Neural-Module-Networks.Tensorlayer

A tensorlayer implementation of Neural Module Networks.

Learning to Reason: End-to-End Module Networks for Visual Question Answering

This project refered to" Learning to Reason: End-to-End Module Networks for Visual Question Answering". It implemented the model for the SHAPES dataset with tensorlayer, and uses ground-truth layout (behavioral cloning from expert) for training. It is based on the following paper:

R. Hu, J. Andreas, M. Rohrbach, T. Darrell, K. Saenko, Learning to Reason: End-to-End Module Networks for Visual Question Answering. in ICCV, 2017. (PDF)

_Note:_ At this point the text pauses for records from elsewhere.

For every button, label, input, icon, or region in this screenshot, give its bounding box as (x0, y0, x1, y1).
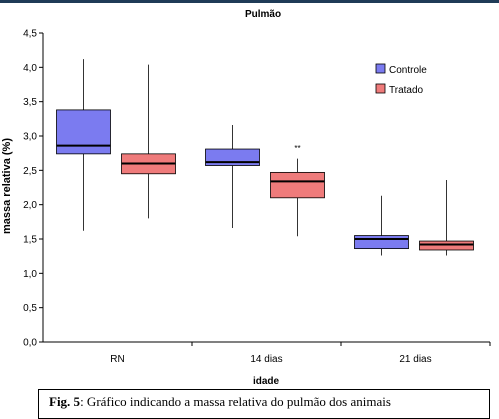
box-tratado-1 (271, 159, 325, 237)
figure-caption-label: Fig. 5 (49, 394, 81, 409)
y-tick-label: 2,0 (23, 200, 37, 212)
box-tratado-0 (122, 65, 176, 219)
x-tick-label: RN (110, 354, 125, 365)
box-iqr (355, 236, 409, 249)
y-tick-label: 4,5 (23, 28, 37, 40)
legend-label-controle: Controle (389, 65, 427, 76)
y-tick-label: 3,5 (23, 97, 37, 109)
y-tick-label: 1,0 (23, 268, 37, 280)
box-controle-1 (206, 125, 260, 228)
figure-caption (38, 389, 490, 419)
box-iqr (271, 172, 325, 197)
y-tick-label: 3,0 (23, 131, 37, 143)
y-tick-label: 2,5 (23, 165, 37, 177)
y-tick-label: 0,5 (23, 303, 37, 315)
figure-caption-text: : Gráfico indicando a massa relativa do pulmão dos animais (80, 394, 391, 409)
x-tick-label: 21 dias (399, 354, 432, 365)
box-controle-0 (57, 59, 111, 231)
y-tick-label: 4,0 (23, 62, 37, 74)
legend-swatch-tratado (376, 84, 385, 93)
chart-title: Pulmão (244, 9, 282, 20)
legend-swatch-controle (376, 64, 385, 73)
box-iqr (420, 241, 474, 250)
x-tick-label: 14 dias (250, 354, 283, 365)
box-tratado-2 (420, 180, 474, 256)
legend-label-tratado: Tratado (389, 85, 424, 96)
box-controle-2 (355, 196, 409, 256)
y-tick-label: 0,0 (23, 337, 37, 349)
x-axis-label: idade (252, 376, 280, 387)
y-axis-label: massa relativa (%) (1, 138, 13, 234)
legend (376, 64, 427, 96)
significance-annotation: ** (294, 143, 301, 153)
y-tick-label: 1,5 (23, 234, 37, 246)
box-iqr (57, 110, 111, 154)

@inproceedings{hu2017learning,
  title={Learning to Reason: End-to-End Module Networks for Visual Question Answering},
  author={Hu, Ronghang and Andreas, Jacob and Rohrbach, Marcus and Darrell, Trevor and Saenko, Kate},
  booktitle={Proceedings of the IEEE International Conference on Computer Vision (ICCV)},
  year={2017}
}

Installation

Install Python 3 (Anaconda recommended: https://www.continuum.io/downloads).
Install TensorFlow v1.0.0 (Note: newer or older versions of TensorFlow may fail to work due to incompatibility with TensorFlow Fold):
pip install tensorflow-gpu==1.0.0
Install TensorFlow Fold (which is needed to run dynamic graph):
pip install https://storage.googleapis.com/tensorflow_fold/tensorflow_fold-0.0.1-py3-none-linux_x86_64.whl
Install tensorlayer1.4.1: pip install tensorlayer==1.4.1
Install cuda & cudnn (in Anaconda): connda install cuda connda install cudnn==5.1
Download this or clone with Git, and then enter the root directory of the repository:
git clone https://github.com/jiaqi-xi/Neural-Module-Networks.Tensorlayer.git

Train and evaluate on the SHAPES dataset

A copy of the SHAPES dataset is contained in this repository under exp_shapes/shapes_dataset. The ground-truth module layouts (expert layouts) we use in our experiments are also provided under exp_shapes/data/*_symbols.json. The script to obtain the expert layouts from the annotations is in exp_shapes/data/get_ground_truth_layout.ipynb.

Training

Add the root of this repository to PYTHONPATH: export PYTHONPATH=.:$PYTHONPATH
Train with ground-truth layout (behavioral cloning from expert):
python exp_shapes/train_shapes_gt_layout.py

Note: by default, the above scripts use GPU 0. To train on a different GPU, set the --gpu_id flag. During training, the script will write TensorBoard events to exp_shapes/tb/ and save the snapshots under exp_shapes/tfmodel/.

Test

Add the root of this repository to PYTHONPATH: export PYTHONPATH=.:$PYTHONPATH
Evaluate shapes_gt_layout (behavioral cloning from expert):
python exp_shapes/eval_shapes.py --exp_name shapes_gt_layout --snapshot_name 00040000 --test_split test

Note: the above evaluation scripts will print out the accuracy and also save it under exp_shapes/results/. By default, the above scripts use GPU 0, and evaluate on the test split of SHAPES. To evaluate on a different GPU, set the --gpu_id flag. To evaluate on the validation split, use --test_split val instead.